There were five locations to choose from within 25 minutes or so of our family in Gilbert. I was impressed with the cleanliness and consistency of the locations. The Hayden’s Ferry location was the most beautiful with a 9th floor view overlooking the Rio Salado riverwalk in Tempe. The building, however, was on lockdown so I had to wait for security to let me in and escort me to the elevator. Bonus: free Tesla charging in the parking garage.
Other than that, the people of Phoenix (Phoenicians if you will) seemed to be a little more relaxed about the pandemic, even compared to Dallas. Of course, mask orders were everywhere and most people complied. Restaurants were open with appropriate spacing. Hospital visits were basically impossible – but that seems to be a world-wide thing.
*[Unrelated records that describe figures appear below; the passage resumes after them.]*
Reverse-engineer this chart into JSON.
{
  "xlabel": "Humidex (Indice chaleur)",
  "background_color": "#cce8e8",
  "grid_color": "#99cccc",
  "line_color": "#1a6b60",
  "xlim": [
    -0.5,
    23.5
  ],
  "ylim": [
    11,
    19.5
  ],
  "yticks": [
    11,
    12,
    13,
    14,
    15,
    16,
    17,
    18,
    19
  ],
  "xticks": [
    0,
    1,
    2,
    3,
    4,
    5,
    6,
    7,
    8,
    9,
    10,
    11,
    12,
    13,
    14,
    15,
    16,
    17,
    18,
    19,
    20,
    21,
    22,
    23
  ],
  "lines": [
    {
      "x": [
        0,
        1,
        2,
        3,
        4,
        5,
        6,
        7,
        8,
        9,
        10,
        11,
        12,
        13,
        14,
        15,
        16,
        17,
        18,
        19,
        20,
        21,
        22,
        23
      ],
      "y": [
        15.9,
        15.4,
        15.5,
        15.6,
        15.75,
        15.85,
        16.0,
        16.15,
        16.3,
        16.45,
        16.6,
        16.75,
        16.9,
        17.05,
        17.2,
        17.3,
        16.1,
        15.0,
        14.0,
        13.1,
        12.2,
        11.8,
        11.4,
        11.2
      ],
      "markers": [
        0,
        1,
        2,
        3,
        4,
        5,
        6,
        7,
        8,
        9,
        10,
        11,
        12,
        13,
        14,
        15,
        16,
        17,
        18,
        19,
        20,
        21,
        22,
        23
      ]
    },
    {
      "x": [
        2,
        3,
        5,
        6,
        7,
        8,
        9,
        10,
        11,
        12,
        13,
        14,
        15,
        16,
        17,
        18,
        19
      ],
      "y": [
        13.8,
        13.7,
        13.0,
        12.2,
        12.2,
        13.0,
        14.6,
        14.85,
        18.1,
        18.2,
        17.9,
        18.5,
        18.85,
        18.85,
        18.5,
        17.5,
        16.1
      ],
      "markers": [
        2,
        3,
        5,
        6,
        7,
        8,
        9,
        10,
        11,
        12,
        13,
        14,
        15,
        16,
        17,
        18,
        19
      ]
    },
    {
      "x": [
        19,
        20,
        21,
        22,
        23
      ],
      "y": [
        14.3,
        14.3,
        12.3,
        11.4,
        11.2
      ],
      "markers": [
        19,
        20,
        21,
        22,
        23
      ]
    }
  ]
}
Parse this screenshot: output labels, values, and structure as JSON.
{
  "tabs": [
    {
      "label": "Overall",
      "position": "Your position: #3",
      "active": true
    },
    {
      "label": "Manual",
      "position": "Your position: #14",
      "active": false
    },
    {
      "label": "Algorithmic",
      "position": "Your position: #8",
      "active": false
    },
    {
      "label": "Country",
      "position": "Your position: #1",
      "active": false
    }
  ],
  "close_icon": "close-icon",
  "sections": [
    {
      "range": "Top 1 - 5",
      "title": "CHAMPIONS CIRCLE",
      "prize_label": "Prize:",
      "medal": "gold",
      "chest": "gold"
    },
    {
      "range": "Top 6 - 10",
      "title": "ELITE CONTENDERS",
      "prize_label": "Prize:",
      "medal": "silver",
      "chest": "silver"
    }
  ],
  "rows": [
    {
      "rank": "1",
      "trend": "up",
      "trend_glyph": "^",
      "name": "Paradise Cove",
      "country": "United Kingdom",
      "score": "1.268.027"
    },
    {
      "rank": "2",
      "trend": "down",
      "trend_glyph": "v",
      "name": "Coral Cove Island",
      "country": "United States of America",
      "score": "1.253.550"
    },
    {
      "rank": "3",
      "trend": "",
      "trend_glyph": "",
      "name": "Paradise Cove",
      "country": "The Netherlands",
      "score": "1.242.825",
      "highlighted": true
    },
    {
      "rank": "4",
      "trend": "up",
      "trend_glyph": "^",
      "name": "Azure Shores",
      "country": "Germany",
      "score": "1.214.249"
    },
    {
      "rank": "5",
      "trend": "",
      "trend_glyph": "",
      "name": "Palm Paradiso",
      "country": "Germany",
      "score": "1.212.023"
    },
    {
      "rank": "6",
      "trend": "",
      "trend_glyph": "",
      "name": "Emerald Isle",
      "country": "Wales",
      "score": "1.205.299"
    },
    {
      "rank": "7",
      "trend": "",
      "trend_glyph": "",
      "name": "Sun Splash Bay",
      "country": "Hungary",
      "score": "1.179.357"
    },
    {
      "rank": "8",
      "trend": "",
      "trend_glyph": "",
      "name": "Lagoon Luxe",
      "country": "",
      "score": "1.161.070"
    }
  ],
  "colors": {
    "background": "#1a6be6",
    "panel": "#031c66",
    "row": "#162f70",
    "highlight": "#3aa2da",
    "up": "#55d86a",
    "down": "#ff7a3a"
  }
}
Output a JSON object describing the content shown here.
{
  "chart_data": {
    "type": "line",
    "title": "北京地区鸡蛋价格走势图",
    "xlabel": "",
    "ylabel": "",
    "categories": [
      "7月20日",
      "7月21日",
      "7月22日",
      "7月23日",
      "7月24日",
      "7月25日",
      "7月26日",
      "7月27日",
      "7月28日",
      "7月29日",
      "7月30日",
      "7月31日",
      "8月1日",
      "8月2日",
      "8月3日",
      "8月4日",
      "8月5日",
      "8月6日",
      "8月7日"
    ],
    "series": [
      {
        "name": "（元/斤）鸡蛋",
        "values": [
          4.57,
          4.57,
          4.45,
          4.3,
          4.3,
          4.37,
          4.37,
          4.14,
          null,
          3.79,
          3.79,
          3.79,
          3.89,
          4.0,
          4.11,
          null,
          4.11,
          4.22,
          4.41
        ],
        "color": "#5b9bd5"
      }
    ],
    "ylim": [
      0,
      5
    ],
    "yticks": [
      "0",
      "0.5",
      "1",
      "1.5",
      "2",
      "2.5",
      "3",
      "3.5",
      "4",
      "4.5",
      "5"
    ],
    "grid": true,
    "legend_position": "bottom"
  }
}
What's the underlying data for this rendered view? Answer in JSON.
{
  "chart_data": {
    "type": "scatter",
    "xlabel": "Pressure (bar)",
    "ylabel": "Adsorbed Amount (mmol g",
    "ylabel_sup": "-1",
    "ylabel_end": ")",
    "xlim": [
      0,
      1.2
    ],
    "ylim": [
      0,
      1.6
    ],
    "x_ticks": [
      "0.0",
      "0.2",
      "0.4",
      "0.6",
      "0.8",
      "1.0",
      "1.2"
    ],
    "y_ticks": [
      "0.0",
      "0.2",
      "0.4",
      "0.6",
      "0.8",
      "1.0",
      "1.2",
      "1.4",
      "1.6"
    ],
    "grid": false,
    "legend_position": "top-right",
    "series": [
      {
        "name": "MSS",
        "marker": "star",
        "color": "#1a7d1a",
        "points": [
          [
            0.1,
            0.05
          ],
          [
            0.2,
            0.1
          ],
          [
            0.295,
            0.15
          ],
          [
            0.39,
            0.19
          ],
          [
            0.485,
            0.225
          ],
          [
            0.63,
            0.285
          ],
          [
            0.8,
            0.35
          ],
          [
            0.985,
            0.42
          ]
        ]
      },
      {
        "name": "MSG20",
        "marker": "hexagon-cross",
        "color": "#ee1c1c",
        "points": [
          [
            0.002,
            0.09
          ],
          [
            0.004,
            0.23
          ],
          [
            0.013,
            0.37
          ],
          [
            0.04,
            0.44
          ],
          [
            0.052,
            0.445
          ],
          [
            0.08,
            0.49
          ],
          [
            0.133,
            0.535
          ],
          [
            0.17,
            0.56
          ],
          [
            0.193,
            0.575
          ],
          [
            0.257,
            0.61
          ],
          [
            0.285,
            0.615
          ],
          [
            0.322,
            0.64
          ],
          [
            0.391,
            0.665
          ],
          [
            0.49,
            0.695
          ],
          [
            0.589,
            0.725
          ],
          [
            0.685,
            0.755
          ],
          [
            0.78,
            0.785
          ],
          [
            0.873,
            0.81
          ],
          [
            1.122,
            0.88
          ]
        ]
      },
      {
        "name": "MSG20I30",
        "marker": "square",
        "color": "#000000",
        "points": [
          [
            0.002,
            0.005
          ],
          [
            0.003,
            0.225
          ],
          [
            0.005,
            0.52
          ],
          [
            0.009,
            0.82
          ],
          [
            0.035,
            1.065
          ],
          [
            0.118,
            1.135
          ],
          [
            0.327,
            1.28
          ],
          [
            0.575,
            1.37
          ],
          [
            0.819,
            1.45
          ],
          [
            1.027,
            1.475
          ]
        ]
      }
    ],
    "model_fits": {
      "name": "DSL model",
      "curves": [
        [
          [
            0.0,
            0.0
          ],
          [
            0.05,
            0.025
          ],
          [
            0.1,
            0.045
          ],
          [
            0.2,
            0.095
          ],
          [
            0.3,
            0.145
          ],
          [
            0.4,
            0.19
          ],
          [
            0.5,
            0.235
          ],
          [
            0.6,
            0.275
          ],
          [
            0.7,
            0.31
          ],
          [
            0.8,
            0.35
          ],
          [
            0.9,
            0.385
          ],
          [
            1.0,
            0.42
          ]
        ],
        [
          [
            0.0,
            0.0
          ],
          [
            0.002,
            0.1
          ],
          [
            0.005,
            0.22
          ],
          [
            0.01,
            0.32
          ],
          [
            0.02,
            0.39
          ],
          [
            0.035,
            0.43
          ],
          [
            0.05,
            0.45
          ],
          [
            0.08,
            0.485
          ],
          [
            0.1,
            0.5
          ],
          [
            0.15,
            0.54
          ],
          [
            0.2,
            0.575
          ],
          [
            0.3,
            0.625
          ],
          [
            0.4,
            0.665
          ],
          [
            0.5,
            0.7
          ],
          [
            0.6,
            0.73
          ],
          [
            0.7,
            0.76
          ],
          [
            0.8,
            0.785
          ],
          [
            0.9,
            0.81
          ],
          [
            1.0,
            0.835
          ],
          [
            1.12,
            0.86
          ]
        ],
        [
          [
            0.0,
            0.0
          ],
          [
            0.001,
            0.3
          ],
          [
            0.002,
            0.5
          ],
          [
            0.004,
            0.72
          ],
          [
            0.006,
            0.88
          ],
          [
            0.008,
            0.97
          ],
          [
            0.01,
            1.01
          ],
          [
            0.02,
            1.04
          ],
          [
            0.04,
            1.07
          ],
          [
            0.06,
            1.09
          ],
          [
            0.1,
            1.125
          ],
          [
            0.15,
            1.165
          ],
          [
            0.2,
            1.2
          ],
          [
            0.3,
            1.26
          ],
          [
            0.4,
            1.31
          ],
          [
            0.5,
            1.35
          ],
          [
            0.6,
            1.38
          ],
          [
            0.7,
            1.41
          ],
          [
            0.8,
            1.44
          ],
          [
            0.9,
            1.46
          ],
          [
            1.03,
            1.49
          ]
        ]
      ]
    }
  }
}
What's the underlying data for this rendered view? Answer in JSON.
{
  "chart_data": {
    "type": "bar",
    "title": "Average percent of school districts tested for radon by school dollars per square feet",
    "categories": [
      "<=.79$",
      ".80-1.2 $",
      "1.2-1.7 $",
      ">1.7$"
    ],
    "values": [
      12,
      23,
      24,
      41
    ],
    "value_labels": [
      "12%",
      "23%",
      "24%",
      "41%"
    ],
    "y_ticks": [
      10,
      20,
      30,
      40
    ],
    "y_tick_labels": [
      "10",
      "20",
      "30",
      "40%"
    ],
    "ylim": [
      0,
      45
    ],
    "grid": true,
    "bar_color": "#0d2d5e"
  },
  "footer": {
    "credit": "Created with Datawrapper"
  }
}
The way back home was essentially the same as the way out, though we did stop to do some bouldering at a scenic rest area.
So, was it worth it? The key takeaways from this experience were pretty straightforward:
Travel, at least by car, seems pretty safe as long as you stay in a hotel that takes its responsibility for your protection seriously. America is still amazing and a fantastic place to both live in and travel through. Despite the divisions portrayed by the media and by politicians, Americans care about Americans. Even strangers. The upside of remote working is that I can work effectively while travelling to help family. It’s going to continue to be tough for a while, but we’re going to get through this. And I hope it is with an increased sense of compassion for each other.